Preparing for the Next Stage
As I have gotten older, my career has taken several twists and turns. Each turn has brought new colleagues and new opportunities to learn. During my “peak” years, I had a 30-hour outpatient practice of adult psychiatry, informed by the cognitive therapy model that I learned from Aaron Beck, MD. When I left Washington, DC, for Charleston, South Carolina, I took an academic job. I taught the cognitive model and supervised psychiatric resident psychotherapy, worked for the first time in an adult primary care clinic, and worked alongside an oncologist, seeing his patients once a week with him.
During this 3-year oncology outpatient experience, the value of the cognitive model for helping cancer patients adjust to their disease became apparent. I left the university in 2003. For the next 7 years, I had a small private practice, did some speaking, and worked in an outpatient oncology practice for 18 months. In 2010, I was hired by the Department of Medicine of the Veterans Administration hospital to work part-time on a palliative care geriatric team. I continued my private office time, but at a reduced level.
It was at the Veterans Administration hospital, when I applied the cognitive model to newly admitted nursing home veterans, that I found the most use for the concept of life stage. Elderly male patients admitted to a nursing home unit on an “end-of-life contract” often lived longer and did better than expected. There was an often unanticipated need for them to focus on this life stage to determine their plan for it. I worked with several men (and a few female veterans) to help them do this.
I did not expect this life stage work, however, to be relevant to my office practice, which represented a more heterogeneous group of patients. Then, one day, an internist colleague referred Mr A to me for cognitive therapy.
CASE PRESENTATION
Mr A is a 70-year-old married white man who retired at 60 years of age after a busy, productive work life.

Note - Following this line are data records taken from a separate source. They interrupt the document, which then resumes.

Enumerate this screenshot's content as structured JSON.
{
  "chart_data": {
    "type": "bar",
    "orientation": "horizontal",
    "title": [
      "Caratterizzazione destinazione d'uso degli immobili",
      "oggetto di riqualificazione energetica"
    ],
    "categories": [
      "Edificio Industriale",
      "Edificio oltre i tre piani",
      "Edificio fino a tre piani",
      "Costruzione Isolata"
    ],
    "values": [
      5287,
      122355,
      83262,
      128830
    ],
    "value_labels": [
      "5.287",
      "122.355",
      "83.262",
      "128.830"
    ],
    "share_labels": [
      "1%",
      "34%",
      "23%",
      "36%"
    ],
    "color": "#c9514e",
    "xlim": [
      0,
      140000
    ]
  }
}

Born and raised in Chicago, Illinois, his parents died young, but 3 siblings survived along with him. He pursued a master’s degree and then a PhD, qualifying to teach and finally to head the department in which he worked at the University of California.
At the age of 40 years, Mr A left the university to take the helm of a management consulting firm, which he led for the next 20 years. His life mostly revolved around his work. His wife, herself an academic, supported him and pursued her own career. They never had any children.
Soon after Mr A retired, however, health problems began to dominate his life. He moved back to Chicago. The next 9 years brought colon cancer, heart disease, cardiac arrhythmia, and a series of small strokes. Mr A’s time was spent intoxicated with alcohol (“to forget”) and seeing doctors for treatment. During his work life, alcohol had played no part.
Mr A was “not prepared to retire” and had never determined how he would spend this phase of his life. When he and his wife decided to move to Charleston (1 year before we met), he found the internist who would eventually direct him to me. He was referred to a variety of specialists for the purpose of streamlining his care. I was one of them.
PSYCHOTHERAPY
Mr A expressed immediately that he needed to curb his alcohol habit. His major focus was centered on his medical illnesses and their treatment. His work achievements were relegated to the distant past. Mr A spoke about colon cancer and its treatment, heart disease and its treatment, his difficulties with balance, and the strokes he had suffered, revealing a significant degree of narcissism. He was depressed, and his internist had prescribed and titrated the dose of an antidepressant for several months, but to little avail.
After I took a history and established engagement, we discussed the cognitive model, his personal strategies, his identity, and the need for a plan for this life stage of retirement. I asked Mr A to consider what could continue and what needed to be changed. He spoke about “living in the past” and needing to “reinvent” himself. He noted that he would need to respect the restrictions imposed by his medical conditions. Mr A was mostly housebound, and his wife provided a significant amount of care for him.
Mr A then revealed the substantial time and energy that he devoted to his medical conditions. Some of his thoughts were “Will cancer recur? Will there be another stroke? What could I really do if it was too difficult to leave the house?” I questioned the value of his attempts to predict the future, comparing them to my grandmother’s strategy of dealing with her advanced age and medical illnesses. “When you have a problem, by all means try to problem solve,” I told him. “However, when you do not have an active problem, is it a good strategy to focus on potential outcomes?” He agreed that it probably was not.
In the last of our 4 sessions, Mr A spoke of regaining some balance and strength. He emphasized the need to find some work that he could do at home and said that what he selected would have to be his own rather than a joint project with his wife. He was clearly now less depressed and had begun taking the first realistic steps to determine how he would spend his time. Alcohol, he told me, was no longer a major issue for him.
I called Mr A’s internist to thank him for the referral and to provide an update on his patient’s progress toward making a good adjustment to this phase of his life. Mr A seemed to have gained the tools he needed to fashion a retirement worthy of his earlier life’s successes.